The students of the University of Dhaka, Department of Peace and Conflict Studies in Bangladesh, Ms. Marjakul Binte Adzal, Mr. Mohammad Mahfujur Rahman, and Mr. Md Zarif Rahman who participated in the 2nd Peace Culture Education based on the DPCW for Citizens: DPCW Article 2 were particularly impressed by the ability to transform a lethal weapon into something beautiful such as a building or sculpture. They said that they hope that there will be more peace negotiations in the world through the DPCW. In addition, after watching the video lecture on Article 2 of the DPCW, the students said that they knew what citizens should and can do for disarmament and the elimination of nuclear weapons and expressed their will to start with what they can do.

After that, the students expressed their feelings and realizations during the education through task performance. The students did not stop there, but also shared what they were inspired and what they learned by posting them on social media such as Facebook and Instagram. They are trying to spread a culture of peace by promoting the importance of peace, HWPL, and the DPCW on social media.

▲ Tasks of the students who participated in the DPCW Peace Culture Education based on the DPCW for Citizens

Unlike this education conducted in English, in 2022, students participating in the DPCW Peace Culture Education based on the DPCW for Citizens will give lectures to citizens of their own countries in their native language. The love of Bangladeshis for their mother tongue is so extraordinary that UNESCO designated International Mother Language Day in 1999 to commemorate the struggles of Bangladeshis to find their mother tongue. Therefore, it will be particularly significant that the DPCW Peace Culture Education based on the DPCW for Citizens will be conducted through native speakers in their native language.

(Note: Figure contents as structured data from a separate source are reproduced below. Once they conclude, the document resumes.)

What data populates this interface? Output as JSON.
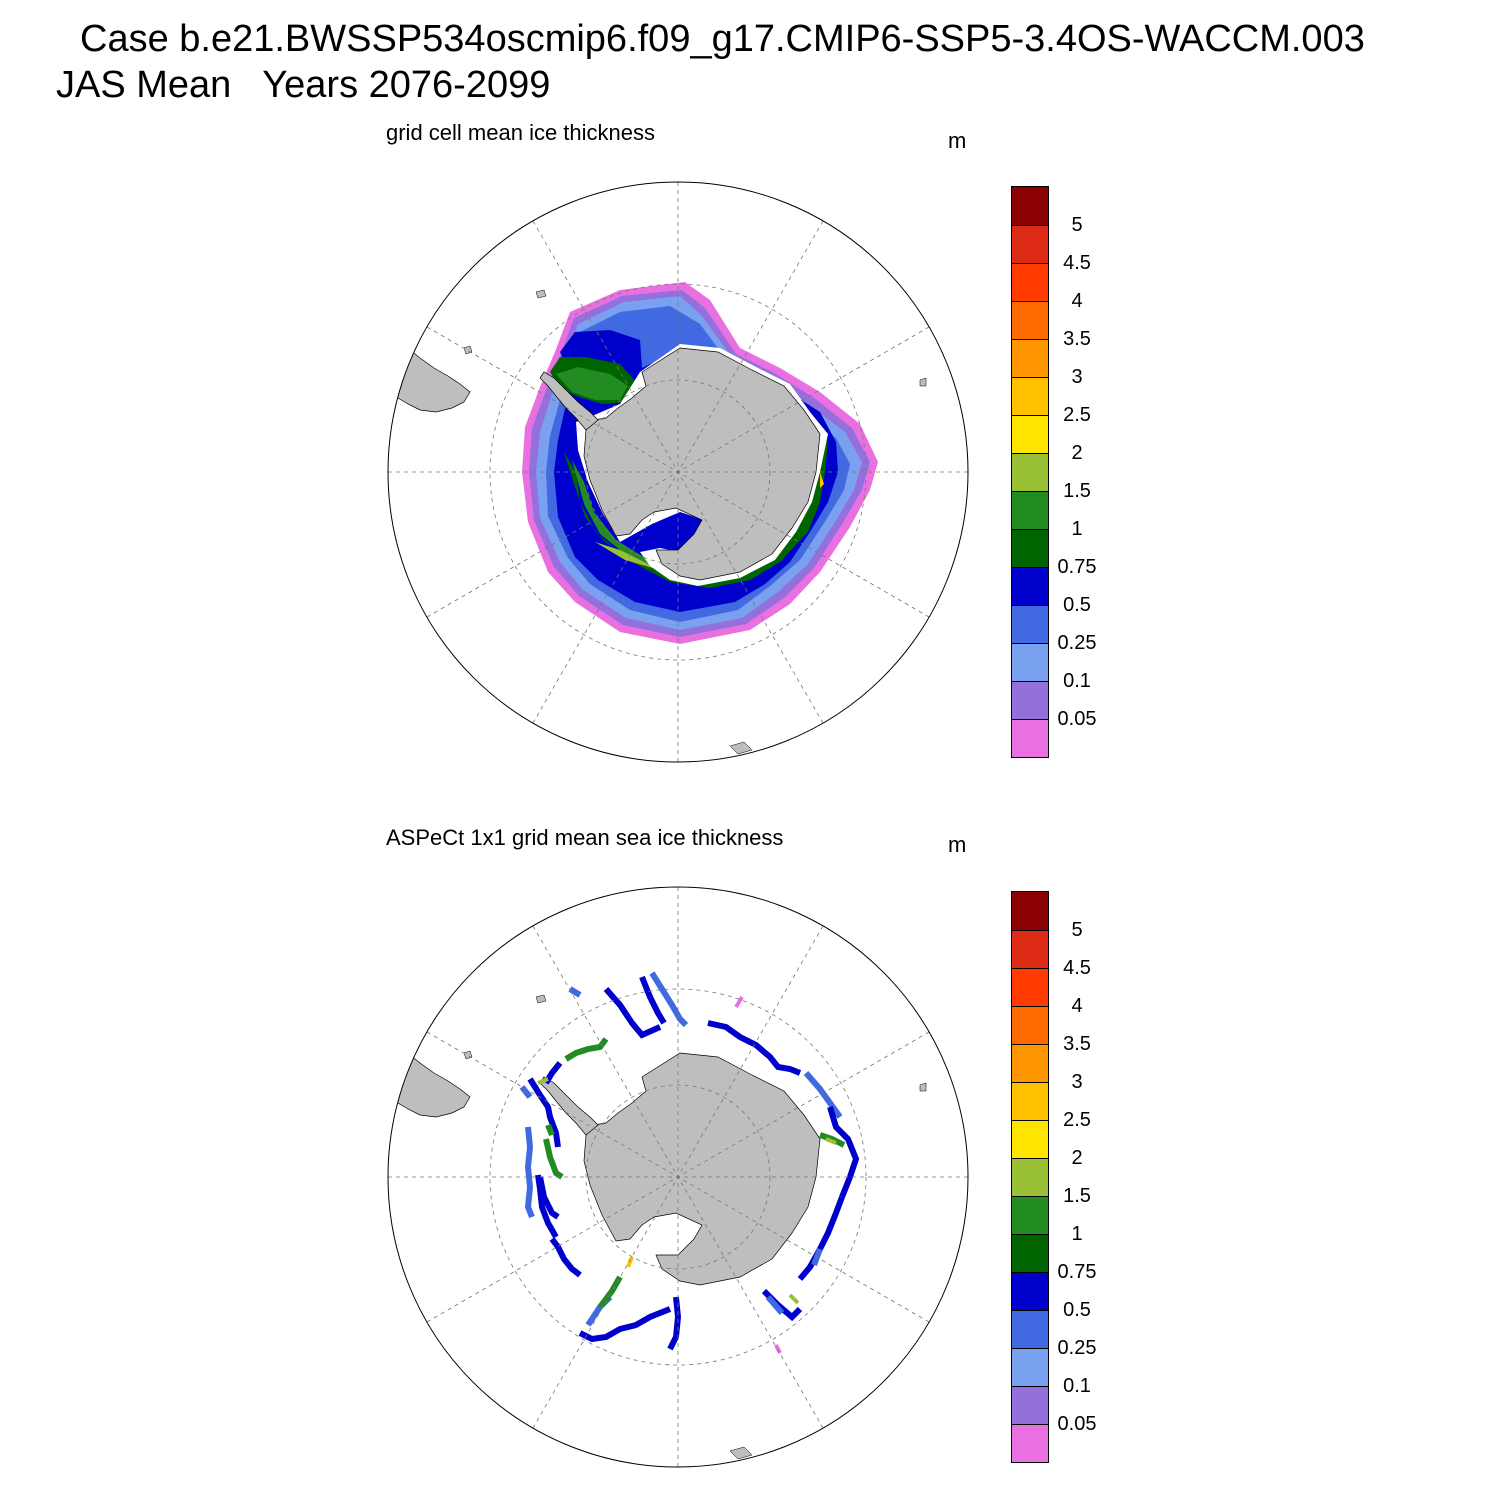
{
  "header": {
    "case_line": "Case b.e21.BWSSP534oscmip6.f09_g17.CMIP6-SSP5-3.4OS-WACCM.003",
    "period_line": "JAS Mean   Years 2076-2099"
  },
  "panels": [
    {
      "title": "grid cell mean ice thickness",
      "units": "m"
    },
    {
      "title": "ASPeCt 1x1 grid mean sea ice thickness",
      "units": "m"
    }
  ],
  "colorbar": {
    "colors": [
      "#8b0000",
      "#dd2a14",
      "#ff3b00",
      "#ff6a00",
      "#ff9500",
      "#ffc000",
      "#ffe400",
      "#9ac036",
      "#228b22",
      "#006400",
      "#0000cd",
      "#4169e1",
      "#7aa0f0",
      "#9370db",
      "#e870e0"
    ],
    "labels": [
      "5",
      "4.5",
      "4",
      "3.5",
      "3",
      "2.5",
      "2",
      "1.5",
      "1",
      "0.75",
      "0.5",
      "0.25",
      "0.1",
      "0.05"
    ]
  },
  "land_color": "#bebebe"
}
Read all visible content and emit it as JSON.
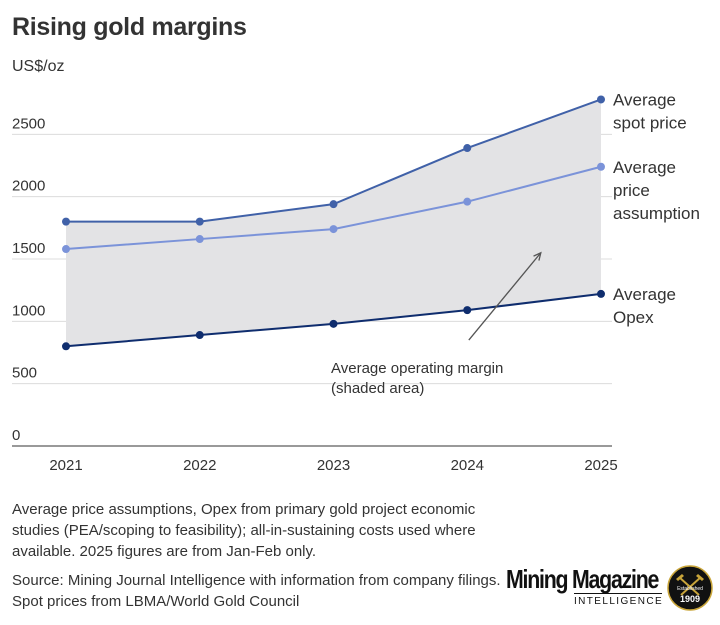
{
  "title": "Rising gold margins",
  "unit_label": "US$/oz",
  "chart_data": {
    "type": "line",
    "title": "Rising gold margins",
    "ylabel": "US$/oz",
    "xlabel": "",
    "x": [
      "2021",
      "2022",
      "2023",
      "2024",
      "2025"
    ],
    "ylim": [
      0,
      2800
    ],
    "yticks": [
      0,
      500,
      1000,
      1500,
      2000,
      2500
    ],
    "grid": true,
    "series": [
      {
        "name": "Average spot price",
        "label_lines": [
          "Average",
          "spot price"
        ],
        "color": "#4061a8",
        "values": [
          1800,
          1800,
          1940,
          2390,
          2780
        ]
      },
      {
        "name": "Average price assumption",
        "label_lines": [
          "Average",
          "price",
          "assumption"
        ],
        "color": "#7b93d9",
        "values": [
          1580,
          1660,
          1740,
          1960,
          2240
        ]
      },
      {
        "name": "Average Opex",
        "label_lines": [
          "Average",
          "Opex"
        ],
        "color": "#0f2d6e",
        "values": [
          800,
          890,
          980,
          1090,
          1220
        ]
      }
    ],
    "shaded_area": {
      "between": [
        "Average spot price",
        "Average Opex"
      ],
      "color": "#e3e3e5"
    },
    "annotation": {
      "lines": [
        "Average operating margin",
        "(shaded area)"
      ]
    }
  },
  "notes": {
    "methodology": "Average price assumptions, Opex from primary gold project economic studies (PEA/scoping to feasibility); all-in-sustaining costs used where available. 2025 figures are from Jan-Feb  only.",
    "source": "Source: Mining Journal Intelligence with information from company filings. Spot prices from LBMA/World Gold Council"
  },
  "logo": {
    "name": "Mining Magazine",
    "subtitle": "INTELLIGENCE",
    "badge_top": "Established",
    "badge_year": "1909"
  }
}
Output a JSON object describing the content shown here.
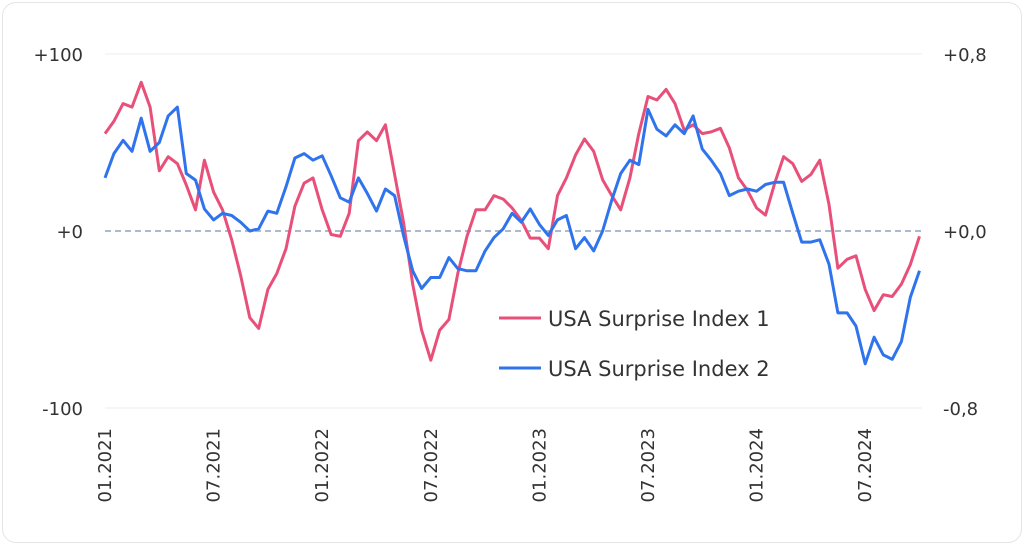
{
  "chart_data": {
    "type": "line",
    "title": "",
    "xlabel": "",
    "ylabel_left": "",
    "ylabel_right": "",
    "x_tick_labels": [
      "01.2021",
      "07.2021",
      "01.2022",
      "07.2022",
      "01.2023",
      "07.2023",
      "01.2024",
      "07.2024"
    ],
    "y_left_tick_labels": [
      "+100",
      "+0",
      "-100"
    ],
    "y_right_tick_labels": [
      "+0,8",
      "+0,0",
      "-0,8"
    ],
    "ylim_left": [
      -100,
      100
    ],
    "ylim_right": [
      -0.8,
      0.8
    ],
    "zero_line": "dashed",
    "grid": "horizontal",
    "legend_position": "bottom-center",
    "x": [
      "2021-01-01",
      "2021-01-16",
      "2021-02-01",
      "2021-02-16",
      "2021-03-01",
      "2021-03-16",
      "2021-04-01",
      "2021-04-16",
      "2021-05-01",
      "2021-05-16",
      "2021-06-01",
      "2021-06-16",
      "2021-07-01",
      "2021-07-16",
      "2021-08-01",
      "2021-08-16",
      "2021-09-01",
      "2021-09-16",
      "2021-10-01",
      "2021-10-16",
      "2021-11-01",
      "2021-11-16",
      "2021-12-01",
      "2021-12-16",
      "2022-01-01",
      "2022-01-16",
      "2022-02-01",
      "2022-02-16",
      "2022-03-01",
      "2022-03-16",
      "2022-04-01",
      "2022-04-16",
      "2022-05-01",
      "2022-05-16",
      "2022-06-01",
      "2022-06-16",
      "2022-07-01",
      "2022-07-16",
      "2022-08-01",
      "2022-08-16",
      "2022-09-01",
      "2022-09-16",
      "2022-10-01",
      "2022-10-16",
      "2022-11-01",
      "2022-11-16",
      "2022-12-01",
      "2022-12-16",
      "2023-01-01",
      "2023-01-16",
      "2023-02-01",
      "2023-02-16",
      "2023-03-01",
      "2023-03-16",
      "2023-04-01",
      "2023-04-16",
      "2023-05-01",
      "2023-05-16",
      "2023-06-01",
      "2023-06-16",
      "2023-07-01",
      "2023-07-16",
      "2023-08-01",
      "2023-08-16",
      "2023-09-01",
      "2023-09-16",
      "2023-10-01",
      "2023-10-16",
      "2023-11-01",
      "2023-11-16",
      "2023-12-01",
      "2023-12-16",
      "2024-01-01",
      "2024-01-16",
      "2024-02-01",
      "2024-02-16",
      "2024-03-01",
      "2024-03-16",
      "2024-04-01",
      "2024-04-16",
      "2024-05-01",
      "2024-05-16",
      "2024-06-01",
      "2024-06-16",
      "2024-07-01",
      "2024-07-16",
      "2024-08-01",
      "2024-08-16",
      "2024-09-01",
      "2024-09-16",
      "2024-10-01"
    ],
    "series": [
      {
        "name": "USA Surprise Index 1",
        "axis": "left",
        "color": "#e8507a",
        "values": [
          55,
          62,
          72,
          70,
          84,
          70,
          34,
          42,
          38,
          26,
          12,
          40,
          22,
          12,
          -5,
          -25,
          -49,
          -55,
          -33,
          -24,
          -10,
          14,
          27,
          30,
          12,
          -2,
          -3,
          10,
          51,
          56,
          51,
          60,
          32,
          5,
          -30,
          -56,
          -73,
          -56,
          -50,
          -24,
          -3,
          12,
          12,
          20,
          18,
          13,
          6,
          -4,
          -4,
          -10,
          20,
          30,
          43,
          52,
          45,
          29,
          20,
          12,
          30,
          55,
          76,
          74,
          80,
          72,
          57,
          60,
          55,
          56,
          58,
          47,
          30,
          23,
          13,
          9,
          27,
          42,
          38,
          28,
          32,
          40,
          15,
          -21,
          -16,
          -14,
          -33,
          -45,
          -36,
          -37,
          -30,
          -19,
          -3
        ]
      },
      {
        "name": "USA Surprise Index 2",
        "axis": "right",
        "color": "#2f74ec",
        "values": [
          0.24,
          0.35,
          0.41,
          0.36,
          0.51,
          0.36,
          0.4,
          0.52,
          0.56,
          0.26,
          0.23,
          0.1,
          0.05,
          0.08,
          0.07,
          0.04,
          0.0,
          0.01,
          0.09,
          0.08,
          0.2,
          0.33,
          0.35,
          0.32,
          0.34,
          0.25,
          0.15,
          0.13,
          0.24,
          0.17,
          0.09,
          0.19,
          0.16,
          -0.02,
          -0.18,
          -0.26,
          -0.21,
          -0.21,
          -0.12,
          -0.17,
          -0.18,
          -0.18,
          -0.09,
          -0.03,
          0.01,
          0.08,
          0.04,
          0.1,
          0.03,
          -0.02,
          0.05,
          0.07,
          -0.08,
          -0.03,
          -0.09,
          0.0,
          0.14,
          0.26,
          0.32,
          0.3,
          0.55,
          0.46,
          0.43,
          0.48,
          0.44,
          0.52,
          0.37,
          0.32,
          0.26,
          0.16,
          0.18,
          0.19,
          0.18,
          0.21,
          0.22,
          0.22,
          0.08,
          -0.05,
          -0.05,
          -0.04,
          -0.15,
          -0.37,
          -0.37,
          -0.43,
          -0.6,
          -0.48,
          -0.56,
          -0.58,
          -0.5,
          -0.3,
          -0.18
        ]
      }
    ]
  }
}
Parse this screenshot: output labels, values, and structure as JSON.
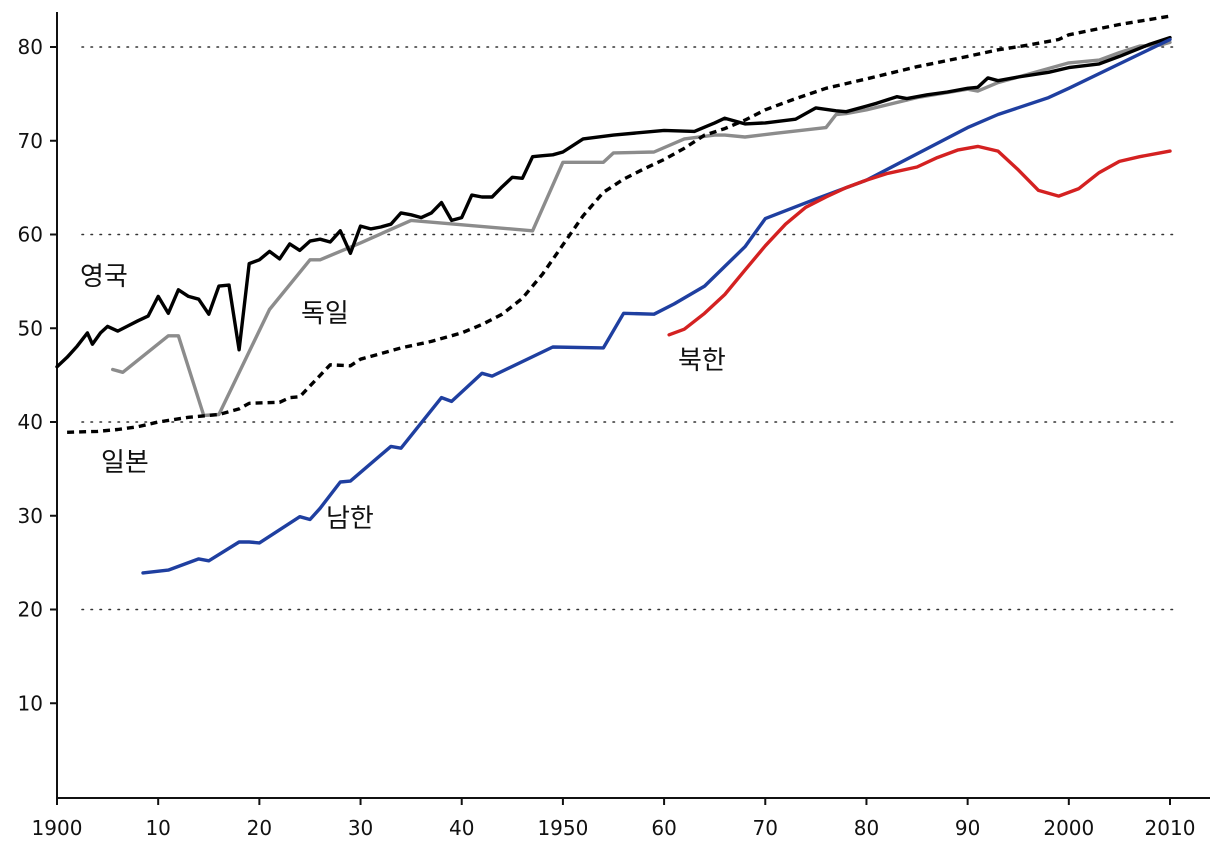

One of the lecturers, Ms. Mahabuba Islam Meem, a student at the University of Dhaka, Department of Peace and Conflict Studies, expressed her ambition as a lecturer saying that she hopes that many people will become messengers of the culture of peace after being inspired by her lectures and that many women would participate and have the conviction that “Peace is possible.”

Meanwhile, prior to this DPCW Peace Culture Education based on the DPCW for Citizens, HWPL Western Busan & Gyeongnam conducted the DPCW Handbook Discussion Project for six months from the end of last year to the beginning of this year for lawyers and law students in India and Bangladesh. Afterwards, the results of the project were produced in a booklet, delivered to high-level officials in each country, and promoted. In the midst of this, the DPCW Citizens Peace Culture Education was planned and conducted to inform the citizens of the importance of DPCW and peace.